In modern Indian cuisine, the potato holds a significant and multifaceted role, contributing in various ways to the diversity and richness of many dishes. Its versatility, affordability and adaptability have made it a staple ingredient across India, prepared in a number of fascinating ways from region to region.
Introduced to India during the colonial period, primarily by the Portuguese in the early 17th century – potatoes were brought to India from South America, where they were originally cultivated by indigenous communities. The Portuguese first introduced them in Goa, which was then a Portuguese colony from where it gradually spread to other parts of India through trade and the influence of European colonization. Although the root vegetable wasn’t immediately embraced across the entire subcontinent, it gained popularity over time due to their adaptability to various climates and their nutritional value.
Over the centuries, potatoes gradually made their way into various regional cuisines across India since they adapted well to different climates and were versatile in their use, which contributed to their popularity. A staple ingredient in numerous dishes like aloo mutter, dum aloo, aloo parathas and samosas, potatoes had firmly integrated into Indian cuisine by the 19th and 20th centuries. The versatility, affordability and easy adaptability made potatoes one of the most sought-after staple vegetables since then.

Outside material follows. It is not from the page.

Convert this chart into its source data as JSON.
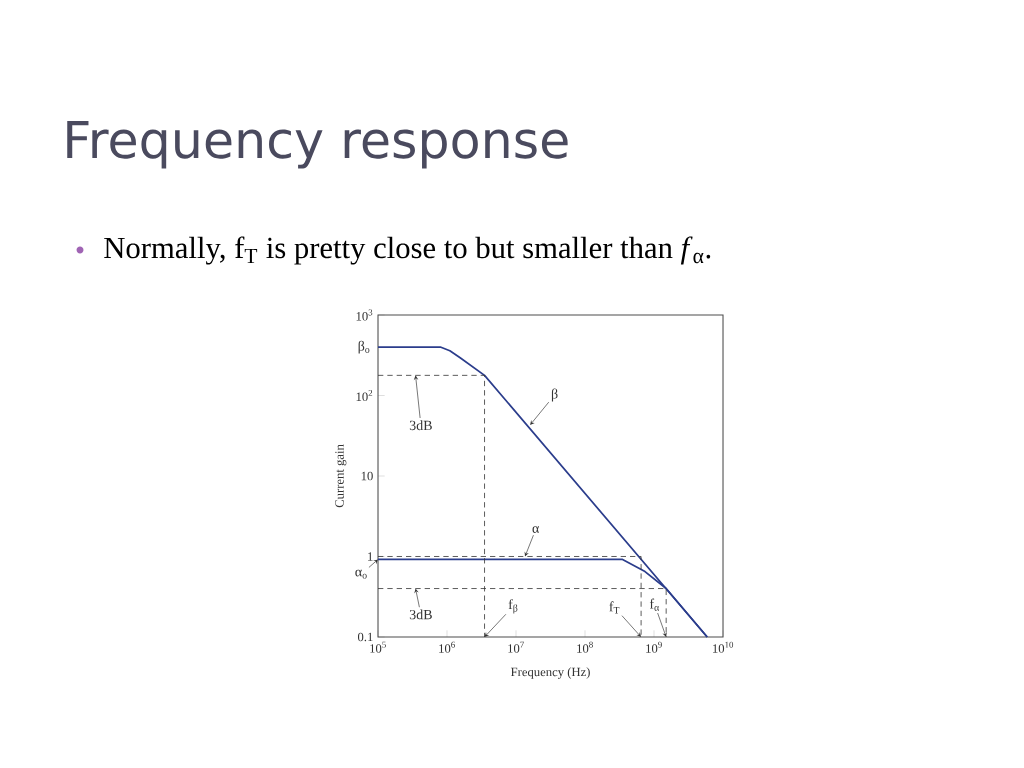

Speaking to Slurrp about why potatoes are prepared in a certain manner to stuff into dosas, home chef and former teacher Vatsala Suresh says, “The word masala refers to a mixture of spices, in this case, specifically refers to the flavourful potato filling within the dosa.” She adds that to the best of her knowledge the origins of masala dosa trace back to Udupi in the southern Indian state of Karnataka – where it is believed to have its roots. Known for its vegetarian dishes, the addition of the potato masala filling to the dosa is said to have originated in the Udupi restaurants, where it was introduced as a way of adding more substance and flavour to the dish.
On the other hand, food writer and anthropologist, Shirin Mehrotra points out that the raswale aloo – a flavourful Indian dish of potatoes cooked in a spiced tomato-based gravy most likely came about from a time when royal kitchens or the kitchens of wealthy traders would often host people of a higher caste (read: Brahmins), who only considered food cooked without onions and garlic to be ‘purified’ and vegetarian. The dish likely emerged as a regional specialty in different parts of India, particularly in North Indian cuisine – reminiscent of the culinary traditions prevalent in regions like Uttar Pradesh, Punjab, and other northern states.
While the exact historical origins of raswale aloo, like most traditional Indian dishes, might not be extensively documented, its development can be attributed to the creative use of locally available ingredients, spices, and cooking methods. While the essence of this cooking technique and concept remain the same between both – the South Indian and North Indian potato preparation, the ingredients used in each one differ vastly. Since its introduction to the country, the potato has undergone a remarkable evolution in Indian cuisine. Vatsala mentions that potatoes not only offer a substantial source of carbohydrates but also add substance and taste to vegetarian and non-vegetarian dishes.
As culinary practices evolve, so does the use of potatoes. Vatsala quips that “Chefs and home cooks continue to experiment with this versatile tuber, incorporating it into new recipes and adapting it to contemporary tastes and dietary preferences. Look at those spiral potato snacks one can find at food stalls of Chennai beaches or the French fries you get at fast food chains. Who doesn’t love a well-cooked potato!” In modern Indian households, potatoes are a crucial element that form the base of many dishes – where they are added to biryanis, sabzis and even eaten in many a street food dishes like the vada pav or dahi bara aloo dum.
Where ancient Indian cuisine relied heavily on indigenous ingredients that were native to the Indian subcontinent, the introduction of potatoes was embraced by a collective acceptance that is difficult to find in most foreign ingredients. Potatoes, being a new world crop, were absent from the ancient Indian culinary repertoire; only to carve a place in its contemporary canvas as a leading contender for being popular due to its sheer simplicity. In a predominantly vegetarian country like India, potatoes serve as an essential ingredient in multiple vegetarian and vegan dishes.
Shirin is candid enough to admit that to her, potatoes have gone on from being just a sabzi that her mother prepared to transforming into the multiple global delicacies that intrigued her palate as she gathered more and more experience of food, over the years. In her opinion, it is the simplicity of potatoes that make them a special ingredient that has found a place in the diverse food landscape as a staple item, no matter what the preparation style.